Pubdate: Sun, 28 Aug 2016
Source: Carroll County Times (MD)
Copyright: 2016 Carroll County Times
Author: Jonathan Fuhrman


Its frustrating to see our County Commissioners' behavior toward 
Maryland's Medical Cannabis Program. They seem to be operating with a 
Reefer Madness mentality, allowing their policymaking to be guided by 
distress and superstition rather than established facts and evidence. 
As a regulatory professional, I was fortunate enough to attend a 
Maryland Medical Cannabis Commission meeting at Johns Hopkins last 
year. One of the biggest takeaways for me was the seriousness and 
professionalism with which the individuals involved in designing this 
policy (almost all MDs and lawyers) treated the subject. This isn't 
about Jeff Spicoli, 420, some gateway drug or the Grateful Dead. This 
is about medicine, plain and simple. A much-needed, effective therapy 
for helping our most vulnerable patients - folks with chronic 
illnesses and terminal diseases including all forms of cancer, 
Parkinson's, MS, epilepsy, etc. Who in our community hasn't felt the 
impact of one of these devastating conditions?

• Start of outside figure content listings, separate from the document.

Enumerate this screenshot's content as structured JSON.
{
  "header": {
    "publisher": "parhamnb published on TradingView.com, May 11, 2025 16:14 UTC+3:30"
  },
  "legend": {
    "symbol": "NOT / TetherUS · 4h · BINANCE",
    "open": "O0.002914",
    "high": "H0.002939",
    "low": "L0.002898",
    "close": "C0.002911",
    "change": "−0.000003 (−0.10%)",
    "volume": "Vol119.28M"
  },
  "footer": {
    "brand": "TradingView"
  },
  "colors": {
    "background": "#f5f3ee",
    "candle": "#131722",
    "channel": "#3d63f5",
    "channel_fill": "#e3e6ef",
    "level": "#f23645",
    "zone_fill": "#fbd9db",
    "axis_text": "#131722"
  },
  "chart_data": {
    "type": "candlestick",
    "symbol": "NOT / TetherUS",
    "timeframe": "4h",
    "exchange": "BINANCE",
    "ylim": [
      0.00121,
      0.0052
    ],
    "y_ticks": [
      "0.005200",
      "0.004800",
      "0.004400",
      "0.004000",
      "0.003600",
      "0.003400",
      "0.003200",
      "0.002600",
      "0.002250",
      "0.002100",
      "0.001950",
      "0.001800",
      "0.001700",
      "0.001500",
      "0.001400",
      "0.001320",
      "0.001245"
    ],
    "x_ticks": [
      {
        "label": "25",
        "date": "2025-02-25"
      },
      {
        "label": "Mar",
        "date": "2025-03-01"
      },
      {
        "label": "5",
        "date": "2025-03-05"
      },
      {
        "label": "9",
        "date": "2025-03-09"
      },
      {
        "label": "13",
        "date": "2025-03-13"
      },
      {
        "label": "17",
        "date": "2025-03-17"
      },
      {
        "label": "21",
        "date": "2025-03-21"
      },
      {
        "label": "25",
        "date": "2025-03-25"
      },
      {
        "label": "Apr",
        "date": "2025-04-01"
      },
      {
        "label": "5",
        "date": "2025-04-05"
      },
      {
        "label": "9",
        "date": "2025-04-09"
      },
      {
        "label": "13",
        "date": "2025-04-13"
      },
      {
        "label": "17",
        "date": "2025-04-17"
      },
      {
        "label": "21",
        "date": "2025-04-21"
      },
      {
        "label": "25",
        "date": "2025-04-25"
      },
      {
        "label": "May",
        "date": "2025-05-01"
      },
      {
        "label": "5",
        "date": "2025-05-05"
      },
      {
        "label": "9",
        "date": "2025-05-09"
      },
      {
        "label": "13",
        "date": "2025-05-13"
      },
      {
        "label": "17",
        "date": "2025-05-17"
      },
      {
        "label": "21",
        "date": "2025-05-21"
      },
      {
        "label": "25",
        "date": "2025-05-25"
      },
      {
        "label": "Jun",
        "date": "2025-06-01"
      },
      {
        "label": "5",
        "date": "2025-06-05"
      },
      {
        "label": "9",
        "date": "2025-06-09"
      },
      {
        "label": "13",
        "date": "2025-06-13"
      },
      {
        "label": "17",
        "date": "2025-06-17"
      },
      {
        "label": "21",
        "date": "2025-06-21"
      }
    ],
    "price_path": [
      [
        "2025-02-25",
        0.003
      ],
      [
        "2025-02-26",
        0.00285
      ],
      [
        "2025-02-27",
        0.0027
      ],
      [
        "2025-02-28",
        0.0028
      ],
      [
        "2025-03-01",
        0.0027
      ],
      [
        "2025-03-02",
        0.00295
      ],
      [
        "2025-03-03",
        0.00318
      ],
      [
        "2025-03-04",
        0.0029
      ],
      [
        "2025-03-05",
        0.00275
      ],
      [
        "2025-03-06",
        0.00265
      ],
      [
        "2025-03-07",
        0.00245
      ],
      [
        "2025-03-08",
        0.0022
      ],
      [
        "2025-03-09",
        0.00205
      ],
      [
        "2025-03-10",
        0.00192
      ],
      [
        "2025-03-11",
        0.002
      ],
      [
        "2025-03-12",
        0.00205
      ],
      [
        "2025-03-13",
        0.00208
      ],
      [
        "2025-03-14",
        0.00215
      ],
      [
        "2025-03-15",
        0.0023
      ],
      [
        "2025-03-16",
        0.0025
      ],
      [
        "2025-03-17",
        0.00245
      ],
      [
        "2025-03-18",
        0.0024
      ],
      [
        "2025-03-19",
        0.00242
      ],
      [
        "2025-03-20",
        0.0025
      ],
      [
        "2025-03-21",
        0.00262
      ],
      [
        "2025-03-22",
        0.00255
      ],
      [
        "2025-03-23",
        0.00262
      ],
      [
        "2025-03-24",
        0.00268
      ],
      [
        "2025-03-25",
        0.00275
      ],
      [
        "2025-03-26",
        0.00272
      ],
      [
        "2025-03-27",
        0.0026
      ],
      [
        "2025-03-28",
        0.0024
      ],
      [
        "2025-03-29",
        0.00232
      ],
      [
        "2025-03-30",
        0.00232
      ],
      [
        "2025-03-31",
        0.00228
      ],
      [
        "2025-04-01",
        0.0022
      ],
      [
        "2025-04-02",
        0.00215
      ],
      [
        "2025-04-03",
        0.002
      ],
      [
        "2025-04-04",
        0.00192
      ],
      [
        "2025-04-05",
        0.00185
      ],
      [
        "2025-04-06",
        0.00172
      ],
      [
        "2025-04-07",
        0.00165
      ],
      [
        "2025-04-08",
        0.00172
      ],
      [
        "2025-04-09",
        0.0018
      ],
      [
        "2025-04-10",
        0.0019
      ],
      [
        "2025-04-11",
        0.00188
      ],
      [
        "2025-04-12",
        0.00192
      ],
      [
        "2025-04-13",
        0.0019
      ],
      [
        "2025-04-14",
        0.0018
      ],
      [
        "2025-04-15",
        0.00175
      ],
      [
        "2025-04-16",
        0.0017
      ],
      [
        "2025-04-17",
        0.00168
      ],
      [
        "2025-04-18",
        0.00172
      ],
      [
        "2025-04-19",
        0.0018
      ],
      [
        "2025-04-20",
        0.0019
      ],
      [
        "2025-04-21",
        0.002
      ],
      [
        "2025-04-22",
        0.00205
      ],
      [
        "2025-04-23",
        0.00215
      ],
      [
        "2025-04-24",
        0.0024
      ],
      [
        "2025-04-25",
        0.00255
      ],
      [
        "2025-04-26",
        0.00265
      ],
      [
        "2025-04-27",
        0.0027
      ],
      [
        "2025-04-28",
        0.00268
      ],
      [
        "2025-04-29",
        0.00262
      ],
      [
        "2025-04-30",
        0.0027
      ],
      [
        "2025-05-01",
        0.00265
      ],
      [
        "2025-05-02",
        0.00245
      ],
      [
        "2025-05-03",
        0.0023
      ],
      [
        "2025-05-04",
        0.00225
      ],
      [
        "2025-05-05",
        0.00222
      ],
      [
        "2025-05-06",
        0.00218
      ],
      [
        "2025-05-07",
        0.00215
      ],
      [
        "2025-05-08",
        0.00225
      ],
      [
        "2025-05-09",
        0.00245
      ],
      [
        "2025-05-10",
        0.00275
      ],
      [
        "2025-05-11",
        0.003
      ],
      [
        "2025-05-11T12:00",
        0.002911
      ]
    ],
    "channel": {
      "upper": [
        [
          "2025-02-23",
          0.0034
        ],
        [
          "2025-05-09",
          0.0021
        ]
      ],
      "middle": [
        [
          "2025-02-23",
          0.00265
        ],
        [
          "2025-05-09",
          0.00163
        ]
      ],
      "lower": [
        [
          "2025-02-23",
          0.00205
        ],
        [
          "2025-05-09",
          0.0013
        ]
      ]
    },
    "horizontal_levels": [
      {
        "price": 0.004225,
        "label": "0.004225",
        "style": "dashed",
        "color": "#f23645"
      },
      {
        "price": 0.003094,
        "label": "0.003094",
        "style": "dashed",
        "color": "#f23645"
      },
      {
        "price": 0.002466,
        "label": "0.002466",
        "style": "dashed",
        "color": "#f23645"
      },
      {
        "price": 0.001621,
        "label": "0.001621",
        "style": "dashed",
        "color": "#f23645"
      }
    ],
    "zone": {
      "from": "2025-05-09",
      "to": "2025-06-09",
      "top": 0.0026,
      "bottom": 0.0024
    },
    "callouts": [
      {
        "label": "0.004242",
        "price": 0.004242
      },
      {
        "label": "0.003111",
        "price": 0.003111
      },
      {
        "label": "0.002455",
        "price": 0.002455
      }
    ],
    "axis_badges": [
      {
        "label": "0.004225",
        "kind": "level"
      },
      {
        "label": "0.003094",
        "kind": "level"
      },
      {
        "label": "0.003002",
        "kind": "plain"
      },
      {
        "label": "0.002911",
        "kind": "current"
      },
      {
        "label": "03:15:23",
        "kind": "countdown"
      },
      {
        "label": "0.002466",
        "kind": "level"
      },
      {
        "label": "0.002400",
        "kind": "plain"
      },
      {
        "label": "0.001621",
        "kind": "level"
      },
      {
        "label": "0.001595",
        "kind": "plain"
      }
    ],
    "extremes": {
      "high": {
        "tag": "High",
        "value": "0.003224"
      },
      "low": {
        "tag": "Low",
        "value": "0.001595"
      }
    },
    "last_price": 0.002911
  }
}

New applications for medical cannabis are found every day to treat 
conditions as diverse as Lou Gehrig's Disease and PTSD. In terms of 
pain management, it is an absolute public health victory and doesn't 
carry the risk of addiction or overdose posed by opiates - something 
we have an unfortunate history with here in Carroll County. Of course 
I understand the Commissioners' misgivings. Cannabis-usage has been 
prohibited for a long time and as much as we've eased up on cannabis 
both politically and culturally (see Maryland's decriminalization or 
Broad City), it's still, for the most part, an undesired behavior. 
Sure, I get that, and we can discuss all that further when it comes 
time to debate recreational marijuana, but medicinal cannabis is a 
completely separate issue and we would be wise not to conflate the two.

In short, people are suffering. Treatments are available. Let doctors 
do their jobs and help people be well.